By WUG Team
Yesterday’s news that Cisco took GM’s place on the Dow Jones marked a significant industry shift. One that I had every intention of musing on – but then I spilled an entire coffee on my shirt and, well, that pretty much did me in for the day.
However, during my morning internet stroll I found the momentous occasion recognizing the tech giant as the better example of relevant industry over the fallen – and officially bankrupt – king of Detroit’s automakers unsatisfactory.
So muse, I will.
Innovation is the key to building and maintaining a successful business, right? The auto industry embodied this innovative initiative since the very first time someone put an engine in cart or buggy. The strides the automakers made from 1893 - when the first documented successful, four-wheeled gasoline car hit the streets - to 1973 were immense. Cars became faster, they grew larger and safer, they boasted sleeker and more varied designs and more importantly, they became more fun to drive. They were toys on the cutting edge of technology.
But they also worked themselves into an absolute essential in American’s lives. Suddenly we couldn’t remember how we got along without cars, trucks, motorcycles and vans. How did we watch movies
before we could swing our legs over the edge of our station wagon’s open hatch and engross ourselves in the giant screen at the drive in? And how did we take we get our kids from school to soccer practice to boy/girl scouts without the car? And how could we tell who was well-off in our neighborhood without the requisite BMW, Mercedes Benz and Porche parked in the driveway?

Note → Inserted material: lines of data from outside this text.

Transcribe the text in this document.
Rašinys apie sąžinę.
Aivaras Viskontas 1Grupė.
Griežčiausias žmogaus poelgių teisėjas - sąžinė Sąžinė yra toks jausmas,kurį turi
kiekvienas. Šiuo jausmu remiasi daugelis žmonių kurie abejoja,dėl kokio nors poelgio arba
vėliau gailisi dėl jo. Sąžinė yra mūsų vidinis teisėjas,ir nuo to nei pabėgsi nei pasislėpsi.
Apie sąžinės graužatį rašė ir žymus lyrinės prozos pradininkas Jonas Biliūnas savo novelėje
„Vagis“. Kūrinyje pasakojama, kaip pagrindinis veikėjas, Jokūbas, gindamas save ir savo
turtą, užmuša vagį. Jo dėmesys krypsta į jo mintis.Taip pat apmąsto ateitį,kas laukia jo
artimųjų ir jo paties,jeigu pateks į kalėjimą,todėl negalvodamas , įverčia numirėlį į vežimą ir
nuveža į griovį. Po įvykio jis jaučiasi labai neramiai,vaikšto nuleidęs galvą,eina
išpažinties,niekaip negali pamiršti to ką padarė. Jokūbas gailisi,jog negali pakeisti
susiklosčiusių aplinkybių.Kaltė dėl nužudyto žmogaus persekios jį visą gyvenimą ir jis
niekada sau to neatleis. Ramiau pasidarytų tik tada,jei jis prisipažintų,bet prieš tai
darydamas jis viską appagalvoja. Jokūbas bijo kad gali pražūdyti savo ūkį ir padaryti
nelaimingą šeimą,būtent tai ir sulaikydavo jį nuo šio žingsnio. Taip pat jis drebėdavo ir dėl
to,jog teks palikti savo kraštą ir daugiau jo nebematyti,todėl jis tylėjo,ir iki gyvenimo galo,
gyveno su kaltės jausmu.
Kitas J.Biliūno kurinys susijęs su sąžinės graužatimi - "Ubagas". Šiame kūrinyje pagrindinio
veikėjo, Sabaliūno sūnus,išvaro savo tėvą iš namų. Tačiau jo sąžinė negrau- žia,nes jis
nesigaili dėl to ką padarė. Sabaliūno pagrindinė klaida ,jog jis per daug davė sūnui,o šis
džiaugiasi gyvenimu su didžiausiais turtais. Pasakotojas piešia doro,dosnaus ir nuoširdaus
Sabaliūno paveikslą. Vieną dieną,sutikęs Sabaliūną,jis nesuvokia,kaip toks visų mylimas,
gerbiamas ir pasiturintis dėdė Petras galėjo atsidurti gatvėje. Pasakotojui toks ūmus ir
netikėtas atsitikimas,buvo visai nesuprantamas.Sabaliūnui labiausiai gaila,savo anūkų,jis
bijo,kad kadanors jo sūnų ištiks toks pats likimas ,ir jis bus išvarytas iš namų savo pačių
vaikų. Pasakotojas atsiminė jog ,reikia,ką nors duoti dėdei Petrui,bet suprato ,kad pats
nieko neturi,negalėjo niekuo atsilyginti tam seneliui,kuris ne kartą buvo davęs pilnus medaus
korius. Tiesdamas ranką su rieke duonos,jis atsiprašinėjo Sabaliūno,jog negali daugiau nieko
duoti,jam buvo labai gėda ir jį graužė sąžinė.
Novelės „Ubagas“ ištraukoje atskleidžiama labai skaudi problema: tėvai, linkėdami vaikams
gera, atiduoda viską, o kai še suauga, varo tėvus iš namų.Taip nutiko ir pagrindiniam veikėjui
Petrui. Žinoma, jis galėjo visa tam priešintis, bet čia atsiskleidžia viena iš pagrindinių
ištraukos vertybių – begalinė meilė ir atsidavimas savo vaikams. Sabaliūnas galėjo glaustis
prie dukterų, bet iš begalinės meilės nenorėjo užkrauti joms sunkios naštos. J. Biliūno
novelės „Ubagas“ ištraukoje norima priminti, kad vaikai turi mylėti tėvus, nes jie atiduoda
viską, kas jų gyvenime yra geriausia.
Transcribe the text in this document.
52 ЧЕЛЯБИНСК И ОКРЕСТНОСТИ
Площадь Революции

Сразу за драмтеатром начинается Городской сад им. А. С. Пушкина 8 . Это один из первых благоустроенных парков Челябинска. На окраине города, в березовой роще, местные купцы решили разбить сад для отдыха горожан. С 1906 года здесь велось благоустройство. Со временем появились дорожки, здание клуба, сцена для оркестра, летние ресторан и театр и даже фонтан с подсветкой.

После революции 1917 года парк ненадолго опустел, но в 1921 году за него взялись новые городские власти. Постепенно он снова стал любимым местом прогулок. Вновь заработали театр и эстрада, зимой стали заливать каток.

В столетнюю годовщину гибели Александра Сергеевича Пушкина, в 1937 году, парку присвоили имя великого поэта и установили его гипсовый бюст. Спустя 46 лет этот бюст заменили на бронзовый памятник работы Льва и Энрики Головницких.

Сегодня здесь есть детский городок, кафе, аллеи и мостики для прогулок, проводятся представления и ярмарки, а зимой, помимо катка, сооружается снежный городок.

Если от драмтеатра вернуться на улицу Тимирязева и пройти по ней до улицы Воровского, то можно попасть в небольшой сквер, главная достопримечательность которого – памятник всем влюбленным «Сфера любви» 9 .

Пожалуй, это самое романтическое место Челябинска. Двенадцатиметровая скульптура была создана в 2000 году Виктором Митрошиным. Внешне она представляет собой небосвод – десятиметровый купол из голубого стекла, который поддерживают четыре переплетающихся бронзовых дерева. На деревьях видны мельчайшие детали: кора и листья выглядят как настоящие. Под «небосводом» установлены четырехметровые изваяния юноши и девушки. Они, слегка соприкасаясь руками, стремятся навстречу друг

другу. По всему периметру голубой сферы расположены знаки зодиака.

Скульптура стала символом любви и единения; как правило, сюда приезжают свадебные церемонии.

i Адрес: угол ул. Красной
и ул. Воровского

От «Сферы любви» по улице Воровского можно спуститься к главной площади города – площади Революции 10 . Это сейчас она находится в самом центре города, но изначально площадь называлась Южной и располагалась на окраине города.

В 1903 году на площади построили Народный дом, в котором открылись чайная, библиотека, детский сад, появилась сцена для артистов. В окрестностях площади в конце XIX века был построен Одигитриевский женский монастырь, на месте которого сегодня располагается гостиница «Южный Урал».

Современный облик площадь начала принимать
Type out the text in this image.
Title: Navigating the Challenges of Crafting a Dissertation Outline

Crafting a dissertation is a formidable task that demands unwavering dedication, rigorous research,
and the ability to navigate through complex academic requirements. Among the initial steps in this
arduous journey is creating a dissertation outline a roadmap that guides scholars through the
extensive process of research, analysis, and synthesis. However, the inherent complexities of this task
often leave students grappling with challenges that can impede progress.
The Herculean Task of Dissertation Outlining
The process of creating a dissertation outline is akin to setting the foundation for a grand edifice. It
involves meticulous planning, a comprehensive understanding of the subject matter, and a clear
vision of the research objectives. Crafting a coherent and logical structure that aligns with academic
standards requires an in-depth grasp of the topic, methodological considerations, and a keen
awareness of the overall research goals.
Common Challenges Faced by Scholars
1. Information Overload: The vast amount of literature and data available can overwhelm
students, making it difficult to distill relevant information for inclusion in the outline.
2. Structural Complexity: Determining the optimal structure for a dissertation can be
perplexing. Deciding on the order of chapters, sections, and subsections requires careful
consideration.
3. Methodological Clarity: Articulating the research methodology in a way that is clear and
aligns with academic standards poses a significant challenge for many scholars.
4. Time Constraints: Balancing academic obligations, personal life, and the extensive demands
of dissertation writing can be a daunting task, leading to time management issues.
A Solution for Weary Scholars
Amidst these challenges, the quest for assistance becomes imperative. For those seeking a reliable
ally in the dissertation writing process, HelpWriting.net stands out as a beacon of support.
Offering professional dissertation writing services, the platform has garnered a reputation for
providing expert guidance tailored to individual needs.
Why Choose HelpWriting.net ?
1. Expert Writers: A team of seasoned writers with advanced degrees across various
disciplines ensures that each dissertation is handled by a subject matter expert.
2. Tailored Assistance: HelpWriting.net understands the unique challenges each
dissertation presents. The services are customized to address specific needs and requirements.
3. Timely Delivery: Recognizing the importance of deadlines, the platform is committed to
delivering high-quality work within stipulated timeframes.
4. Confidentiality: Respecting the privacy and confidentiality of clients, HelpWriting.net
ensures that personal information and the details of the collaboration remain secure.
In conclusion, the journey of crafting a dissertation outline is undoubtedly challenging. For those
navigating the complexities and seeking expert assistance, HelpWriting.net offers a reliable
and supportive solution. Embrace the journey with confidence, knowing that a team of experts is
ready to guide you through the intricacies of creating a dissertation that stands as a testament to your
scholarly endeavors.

Are you getting my parallel?

But then came the gas crisis of 1973; the beginning of the end for Detroit. Overnight these impressive examples of advancement and innovation began to feel more like a burden to the Americans shelling out their hard earned money by the wallet-full to keep their cars running.
Hell hath no fury like an American scorned; especially when there’s money involved.
Anyway – this was the moment that Chrysler, GM and Ford should have seen the future of their industry and should have acted accordingly; like the innovators they once were and then claimed to be. But their inertia instead left room for Japanese automakers, and soon the fuel efficient Hondas and Toyotas began peppering our tar tops.
And this, my friends, is the nature of the technology beast: Be the best or be replaced by something better. And never let the fear of being replaced be the motivation to be the best; because as history tells, by then, it’s generally too late.
So today I raise my Red Bull can to you (doesn’t stain as markedly as coffee) and toast to our collective passion – network admins, software engineers, IT specialists and gaming enthusiasts – to stay cutting-edge about our technology. Let’s make sure we’re never in danger of being the next GM.